Nice! I like the focus on Postgres. Most ETL tools end up trying to build for a larger matrix of source and targets which limits using database specific features and optimizations. Is the CDC built primarily on top of the logical replication / logical decoding infrastructure in Postgres? If so, what are the limitations in that infrastructure which you'd like to see addressed in future Postgres versions?
That is a really good question! A few of them that come to my mind:
1/ logical replication support for schema (DDL) changes
2/ a native logical replication plugin (not wal2json) which is easier to read from the client side. pgoutput is fast but from reading/parsing from the client side is not as straightforward.
3/ improve decoding perf - i've observed pgoutput to cap at 10-15k changes per sec, for an average usecase. This is
after good amount of tuning - ex: logical_replication_work_mem etc. Enabling larger tps - 50k+ tps would be great. Also this is important for Postgres, considering the diverse variety of workloads users are running.

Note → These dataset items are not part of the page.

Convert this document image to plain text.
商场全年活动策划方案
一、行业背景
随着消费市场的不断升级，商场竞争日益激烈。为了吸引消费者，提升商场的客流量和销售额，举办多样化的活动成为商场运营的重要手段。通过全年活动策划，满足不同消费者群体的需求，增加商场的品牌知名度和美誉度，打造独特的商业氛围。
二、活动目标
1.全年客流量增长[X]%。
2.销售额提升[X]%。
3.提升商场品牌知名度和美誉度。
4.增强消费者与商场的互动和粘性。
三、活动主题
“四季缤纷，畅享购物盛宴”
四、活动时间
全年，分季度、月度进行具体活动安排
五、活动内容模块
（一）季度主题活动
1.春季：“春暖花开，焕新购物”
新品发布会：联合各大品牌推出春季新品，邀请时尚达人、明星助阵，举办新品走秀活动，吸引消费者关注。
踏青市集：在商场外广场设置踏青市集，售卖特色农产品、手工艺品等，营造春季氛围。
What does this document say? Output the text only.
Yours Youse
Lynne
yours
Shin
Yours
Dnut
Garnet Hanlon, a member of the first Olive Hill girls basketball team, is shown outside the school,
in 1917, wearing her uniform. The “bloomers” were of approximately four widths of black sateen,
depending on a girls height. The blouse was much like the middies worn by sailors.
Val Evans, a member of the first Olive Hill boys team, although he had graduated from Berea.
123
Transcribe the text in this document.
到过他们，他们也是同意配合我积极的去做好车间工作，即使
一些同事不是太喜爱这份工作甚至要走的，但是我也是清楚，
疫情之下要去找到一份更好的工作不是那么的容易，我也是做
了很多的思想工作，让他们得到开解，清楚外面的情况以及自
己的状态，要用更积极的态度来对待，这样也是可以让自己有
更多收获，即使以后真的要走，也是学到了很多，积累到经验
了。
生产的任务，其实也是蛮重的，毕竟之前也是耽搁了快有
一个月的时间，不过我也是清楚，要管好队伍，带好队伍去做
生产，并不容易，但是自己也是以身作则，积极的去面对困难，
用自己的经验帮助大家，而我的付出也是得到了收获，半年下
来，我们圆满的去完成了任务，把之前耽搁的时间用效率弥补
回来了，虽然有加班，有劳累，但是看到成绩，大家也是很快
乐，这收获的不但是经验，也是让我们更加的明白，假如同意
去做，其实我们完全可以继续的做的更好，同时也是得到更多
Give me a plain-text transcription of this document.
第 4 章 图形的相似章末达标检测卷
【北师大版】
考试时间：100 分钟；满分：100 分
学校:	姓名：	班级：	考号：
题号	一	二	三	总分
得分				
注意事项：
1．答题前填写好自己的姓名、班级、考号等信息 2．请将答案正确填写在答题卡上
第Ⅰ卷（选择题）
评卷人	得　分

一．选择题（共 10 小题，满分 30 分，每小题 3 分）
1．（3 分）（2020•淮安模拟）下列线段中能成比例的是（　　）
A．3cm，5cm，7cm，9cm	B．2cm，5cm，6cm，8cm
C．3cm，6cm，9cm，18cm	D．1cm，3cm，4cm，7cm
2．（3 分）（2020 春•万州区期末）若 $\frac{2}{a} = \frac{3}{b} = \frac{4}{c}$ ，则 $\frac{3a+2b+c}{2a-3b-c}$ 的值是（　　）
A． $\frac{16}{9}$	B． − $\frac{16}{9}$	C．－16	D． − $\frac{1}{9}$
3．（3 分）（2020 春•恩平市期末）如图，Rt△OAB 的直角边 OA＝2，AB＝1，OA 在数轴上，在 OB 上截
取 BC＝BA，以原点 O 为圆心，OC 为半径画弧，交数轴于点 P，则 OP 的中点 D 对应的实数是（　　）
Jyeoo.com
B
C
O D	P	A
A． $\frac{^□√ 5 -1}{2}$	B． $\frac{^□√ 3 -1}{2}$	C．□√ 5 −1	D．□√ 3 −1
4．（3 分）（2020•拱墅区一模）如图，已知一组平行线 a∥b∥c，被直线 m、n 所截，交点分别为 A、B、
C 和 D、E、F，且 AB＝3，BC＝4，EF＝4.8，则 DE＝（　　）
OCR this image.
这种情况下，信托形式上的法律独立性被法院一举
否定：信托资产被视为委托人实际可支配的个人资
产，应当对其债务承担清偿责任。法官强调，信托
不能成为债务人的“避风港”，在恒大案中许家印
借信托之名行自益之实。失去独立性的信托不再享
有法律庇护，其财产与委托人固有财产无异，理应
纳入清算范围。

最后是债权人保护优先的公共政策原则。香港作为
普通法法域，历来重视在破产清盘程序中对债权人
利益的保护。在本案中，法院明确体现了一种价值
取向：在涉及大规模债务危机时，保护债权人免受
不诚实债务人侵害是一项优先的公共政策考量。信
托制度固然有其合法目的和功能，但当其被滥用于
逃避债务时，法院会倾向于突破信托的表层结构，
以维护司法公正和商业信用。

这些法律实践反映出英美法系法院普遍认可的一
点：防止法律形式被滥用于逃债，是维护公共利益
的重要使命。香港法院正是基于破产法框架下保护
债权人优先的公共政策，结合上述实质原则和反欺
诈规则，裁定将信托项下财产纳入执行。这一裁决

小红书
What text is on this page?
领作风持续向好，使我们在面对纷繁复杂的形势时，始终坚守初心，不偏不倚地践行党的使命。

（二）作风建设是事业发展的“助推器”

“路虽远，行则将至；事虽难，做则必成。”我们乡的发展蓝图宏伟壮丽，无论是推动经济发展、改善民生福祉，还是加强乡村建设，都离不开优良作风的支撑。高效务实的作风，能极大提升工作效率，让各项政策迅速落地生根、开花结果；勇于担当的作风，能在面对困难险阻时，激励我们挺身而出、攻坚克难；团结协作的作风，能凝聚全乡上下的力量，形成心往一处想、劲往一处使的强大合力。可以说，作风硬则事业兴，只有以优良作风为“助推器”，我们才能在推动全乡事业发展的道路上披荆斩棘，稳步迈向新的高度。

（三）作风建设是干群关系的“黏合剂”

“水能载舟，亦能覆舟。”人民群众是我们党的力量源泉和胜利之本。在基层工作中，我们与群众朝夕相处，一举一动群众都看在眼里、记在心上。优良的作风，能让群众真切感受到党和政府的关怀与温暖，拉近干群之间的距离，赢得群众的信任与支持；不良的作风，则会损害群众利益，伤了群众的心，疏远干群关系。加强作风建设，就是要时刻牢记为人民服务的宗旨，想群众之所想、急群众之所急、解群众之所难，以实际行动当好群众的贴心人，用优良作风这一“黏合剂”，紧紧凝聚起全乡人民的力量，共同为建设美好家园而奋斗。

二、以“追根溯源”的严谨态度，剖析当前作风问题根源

For example at Citus, I saw customers doing 500k rps (with COPY), I am not sure logical replication can handle those cases.
4/ logical replication slots in remote storage. one big risk with slots is that they can grow in size (if not read properly) and use up storage on the source. allowing shipping slots to remote storage would really help. i think Oracle allows something like this, but not 100% sure.
5/ logical decoding on standby. it is coming in postgre 16! we will aim to support in PeerDB, right after it is available.
I can think of many more, but sharing a few top ones that came to my mind!